Riemannian Flow Matching Policy for Robot Motion Learning
This work addresses robot motion learning for robotic tasks, but it is incremental as it builds on existing flow matching methods with geometric adaptations.
The paper tackled learning robot visuomotor policies by introducing Riemannian Flow Matching Policies (RFMP), which leverages flow matching for efficient training and inference, resulting in smoother action trajectories and significantly lower inference times compared to Diffusion Policies.
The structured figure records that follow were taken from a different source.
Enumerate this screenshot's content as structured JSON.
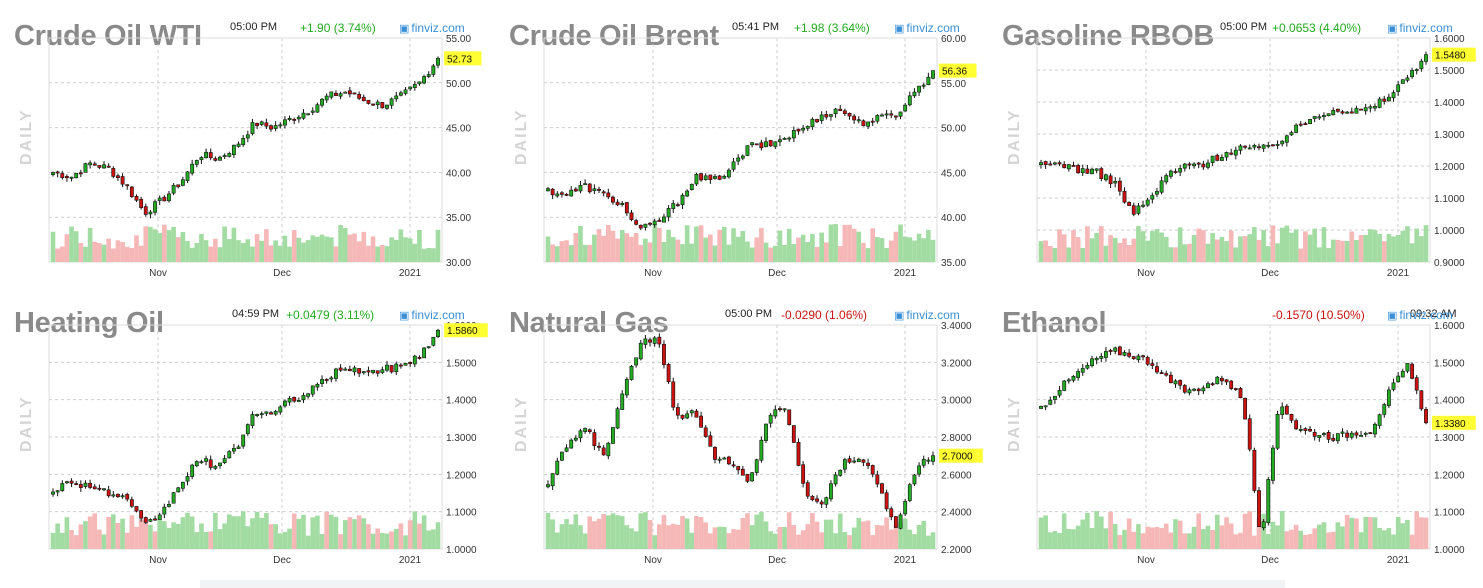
{
  "colors": {
    "up": "#22aa22",
    "down": "#cc1111",
    "vol_up": "#a3dca3",
    "vol_down": "#f6b7b7",
    "last_bg": "#ffff33",
    "brand": "#3a8fd6",
    "grid": "#cfcfcf"
  },
  "timeframe_label": "DAILY",
  "brand": {
    "icon": "finviz-icon",
    "text": "finviz.com"
  },
  "x_labels": [
    "Nov",
    "Dec",
    "2021"
  ],
  "chart_data": [
    {
      "type": "candlestick",
      "title": "Crude Oil WTI",
      "time": "05:00 PM",
      "change": "+1.90 (3.74%)",
      "change_dir": "up",
      "last": "52.73",
      "last_value": 52.73,
      "ylim": [
        30,
        55
      ],
      "yticks": [
        "55.00",
        "50.00",
        "45.00",
        "40.00",
        "35.00",
        "30.00"
      ],
      "anchors": [
        40.0,
        39.5,
        41.0,
        40.5,
        38.5,
        35.5,
        37.0,
        39.0,
        42.0,
        41.5,
        43.0,
        45.5,
        45.0,
        46.0,
        47.0,
        48.5,
        49.0,
        48.0,
        47.5,
        48.5,
        50.0,
        52.73
      ]
    },
    {
      "type": "candlestick",
      "title": "Crude Oil Brent",
      "time": "05:41 PM",
      "change": "+1.98 (3.64%)",
      "change_dir": "up",
      "last": "56.36",
      "last_value": 56.36,
      "ylim": [
        35,
        60
      ],
      "yticks": [
        "60.00",
        "55.00",
        "50.00",
        "45.00",
        "40.00",
        "35.00"
      ],
      "anchors": [
        43.0,
        42.5,
        43.5,
        42.5,
        41.5,
        38.5,
        39.5,
        41.5,
        44.5,
        44.0,
        45.5,
        48.0,
        48.0,
        49.0,
        50.0,
        51.5,
        52.0,
        50.5,
        51.0,
        51.5,
        54.0,
        56.36
      ]
    },
    {
      "type": "candlestick",
      "title": "Gasoline RBOB",
      "time": "05:00 PM",
      "change": "+0.0653 (4.40%)",
      "change_dir": "up",
      "last": "1.5480",
      "last_value": 1.548,
      "ylim": [
        0.9,
        1.6
      ],
      "yticks": [
        "1.6000",
        "1.5000",
        "1.4000",
        "1.3000",
        "1.2000",
        "1.1000",
        "1.0000",
        "0.9000"
      ],
      "anchors": [
        1.2,
        1.21,
        1.19,
        1.18,
        1.15,
        1.05,
        1.1,
        1.18,
        1.2,
        1.21,
        1.24,
        1.26,
        1.25,
        1.28,
        1.32,
        1.36,
        1.38,
        1.37,
        1.38,
        1.42,
        1.48,
        1.548
      ]
    },
    {
      "type": "candlestick",
      "title": "Heating Oil",
      "time": "04:59 PM",
      "change": "+0.0479 (3.11%)",
      "change_dir": "up",
      "last": "1.5860",
      "last_value": 1.586,
      "ylim": [
        1.0,
        1.6
      ],
      "yticks": [
        "1.6000",
        "1.5000",
        "1.4000",
        "1.3000",
        "1.2000",
        "1.1000",
        "1.0000"
      ],
      "anchors": [
        1.16,
        1.18,
        1.17,
        1.15,
        1.13,
        1.06,
        1.1,
        1.18,
        1.24,
        1.22,
        1.27,
        1.37,
        1.36,
        1.4,
        1.42,
        1.46,
        1.49,
        1.47,
        1.48,
        1.49,
        1.52,
        1.586
      ]
    },
    {
      "type": "candlestick",
      "title": "Natural Gas",
      "time": "05:00 PM",
      "change": "-0.0290 (1.06%)",
      "change_dir": "down",
      "last": "2.7000",
      "last_value": 2.7,
      "ylim": [
        2.2,
        3.4
      ],
      "yticks": [
        "3.4000",
        "3.2000",
        "3.0000",
        "2.8000",
        "2.6000",
        "2.4000",
        "2.2000"
      ],
      "anchors": [
        2.55,
        2.75,
        2.85,
        2.7,
        3.0,
        3.3,
        3.35,
        2.9,
        2.95,
        2.7,
        2.65,
        2.55,
        2.92,
        2.95,
        2.5,
        2.45,
        2.65,
        2.7,
        2.55,
        2.3,
        2.62,
        2.7
      ]
    },
    {
      "type": "candlestick",
      "title": "Ethanol",
      "time": "09:32 AM",
      "change": "-0.1570 (10.50%)",
      "change_dir": "down",
      "last": "1.3380",
      "last_value": 1.338,
      "ylim": [
        1.0,
        1.6
      ],
      "yticks": [
        "1.6000",
        "1.5000",
        "1.4000",
        "1.3000",
        "1.2000",
        "1.1000",
        "1.0000"
      ],
      "anchors": [
        1.38,
        1.43,
        1.47,
        1.51,
        1.53,
        1.52,
        1.5,
        1.45,
        1.42,
        1.44,
        1.46,
        1.4,
        1.03,
        1.4,
        1.32,
        1.31,
        1.3,
        1.31,
        1.32,
        1.42,
        1.49,
        1.338
      ]
    }
  ]
}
We introduce Riemannian Flow Matching Policies (RFMP), a novel model for learning and synthesizing robot visuomotor policies. RFMP leverages the efficient training and inference capabilities of flow matching methods. By design, RFMP inherits the strengths of flow matching: the ability to encode high-dimensional multimodal distributions, commonly encountered in robotic tasks, and a very simple and fast inference process. We demonstrate the applicability of RFMP to both state-based and vision-conditioned robot motion policies. Notably, as the robot state resides on a Riemannian manifold, RFMP inherently incorporates geometric awareness, which is crucial for realistic robotic tasks. To evaluate RFMP, we conduct two proof-of-concept experiments, comparing its performance against Diffusion Policies. Although both approaches successfully learn the considered tasks, our results show that RFMP provides smoother action trajectories with significantly lower inference times.